A unanimous Supreme Court on Tuesday ordered a lower court to review the feds’ designation of a patch of Louisiana timberland as a critical habitat for dusky gopher frogs — which don’t even live in the Bayou State.
The case involved a decision by the US Fish and Wildlife Service to designate about 1,500 privately owned acres in Louisiana as “critical habitat” for the endangered croakers, which live 50 miles away in neighboring Mississippi and haven’t been spotted in Louisiana since the 1960s.
Chief Justice John Roberts wrote that the lower court judges needed to reconsider the definition of “habitat” in the Endangered Species Act and whether it included areas like the Louisiana tract, which would need to be to be modified for the frogs to thrive there.
The vote was 8-0, with Justice Brett Kavanaugh abstaining because he wasn’t around for arguments in the case earlier this fall.
During those arguments, the court’s liberals seemed willing to buy the federal agency’s argument that the frogs — which live in a handful of well-tended ponds in the Mississippi woods — were in “serious risk of extinction.”
The liberals suggested the agency had not exceeded its authority in designating the property, owned by a family that leases its land to the timber giant Weyerhaeuser, as a “critical habitat” for the rare frogs’ survival.

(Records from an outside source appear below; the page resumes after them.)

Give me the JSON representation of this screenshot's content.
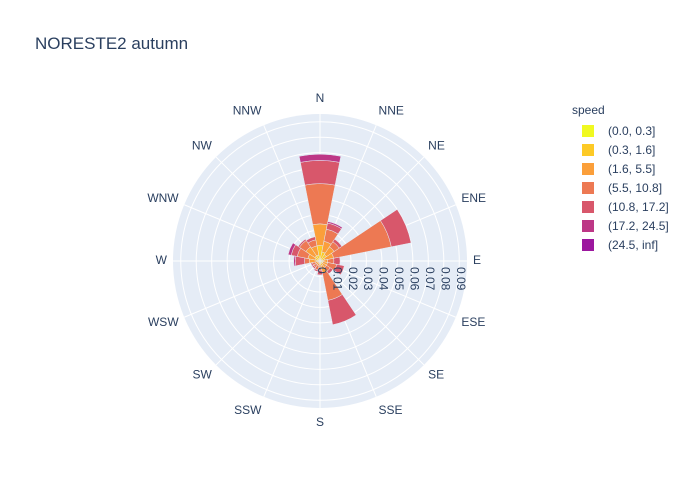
{
  "chart_data": {
    "type": "barpolar",
    "title": "NORESTE2 autumn",
    "directions": [
      "N",
      "NNE",
      "NE",
      "ENE",
      "E",
      "ESE",
      "SE",
      "SSE",
      "S",
      "SSW",
      "SW",
      "WSW",
      "W",
      "WNW",
      "NW",
      "NNW"
    ],
    "radial_ticks": [
      "0",
      "0.01",
      "0.02",
      "0.03",
      "0.04",
      "0.05",
      "0.06",
      "0.07",
      "0.08",
      "0.09"
    ],
    "radial_range": [
      0,
      0.095
    ],
    "legend_title": "speed",
    "series": [
      {
        "name": "(0.0, 0.3]",
        "color": "#f0f921",
        "values": [
          0,
          0,
          0,
          0,
          0,
          0,
          0,
          0,
          0,
          0,
          0,
          0,
          0,
          0,
          0,
          0
        ]
      },
      {
        "name": "(0.3, 1.6]",
        "color": "#fdca26",
        "values": [
          0.01,
          0.006,
          0.005,
          0.003,
          0.002,
          0.002,
          0.002,
          0.003,
          0.002,
          0.001,
          0.001,
          0.001,
          0.002,
          0.003,
          0.004,
          0.004
        ]
      },
      {
        "name": "(1.6, 5.5]",
        "color": "#fb9f3a",
        "values": [
          0.014,
          0.007,
          0.006,
          0.006,
          0.003,
          0.003,
          0.003,
          0.005,
          0.002,
          0.002,
          0.002,
          0.002,
          0.005,
          0.005,
          0.007,
          0.006
        ]
      },
      {
        "name": "(5.5, 10.8]",
        "color": "#ed7953",
        "values": [
          0.026,
          0.008,
          0.004,
          0.038,
          0.004,
          0.006,
          0.003,
          0.018,
          0.002,
          0.003,
          0.002,
          0.002,
          0.003,
          0.007,
          0.005,
          0.004
        ]
      },
      {
        "name": "(10.8, 17.2]",
        "color": "#d8576b",
        "values": [
          0.015,
          0.004,
          0.002,
          0.013,
          0.004,
          0.005,
          0.002,
          0.016,
          0.003,
          0.001,
          0.001,
          0.001,
          0.006,
          0.004,
          0.001,
          0.002
        ]
      },
      {
        "name": "(17.2, 24.5]",
        "color": "#bd3786",
        "values": [
          0.004,
          0.001,
          0,
          0,
          0,
          0,
          0,
          0,
          0,
          0,
          0,
          0,
          0.001,
          0.002,
          0,
          0
        ]
      },
      {
        "name": "(24.5, inf]",
        "color": "#9c179e",
        "values": [
          0,
          0,
          0,
          0,
          0,
          0,
          0,
          0,
          0,
          0,
          0,
          0,
          0,
          0,
          0,
          0
        ]
      }
    ]
  }
}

Justice Elena Kagan asked whether the Louisiana land could be made into a suitable habitat for the frogs, The Washington Post reported at the time.
“To my mind, it is a counterintuitive result that the statute would prefer extinction of the species to the designation of an area which requires only certain reasonable improvements in order to support the species,” she said.
The court’s conservatives were more concerned about the rights of the property owners.
The feds argued that the Louisiana property could make a suitable home because it has low-lying areas that fill up with water at certain times of the year — when the frog lays eggs — but then dry out.
But lawyer Timothy Bishop, representing Weyerhaeuser, said the law only allowed the government to designate land where the species could already live as critical habitats.
Bishop also said the government had estimated the land’s value could decline by $33 million if the government restrictions were allowed to stand.
“The immediate effect of this overlay of a critical habitat on this 1,500 acres is a diminution in value of tens of millions of dollars,” he said.
“Any buyer coming in will recognize that, down the road, they have to deal with the critical habitat designation.”
Justice Samuel Alito Jr. agreed with Bishop.
The question is not whether the frogs will become extinct, Alito said. “The question is, who is going to have to pay and who should pay for the preservation of this public good?” he asked, the paper reported.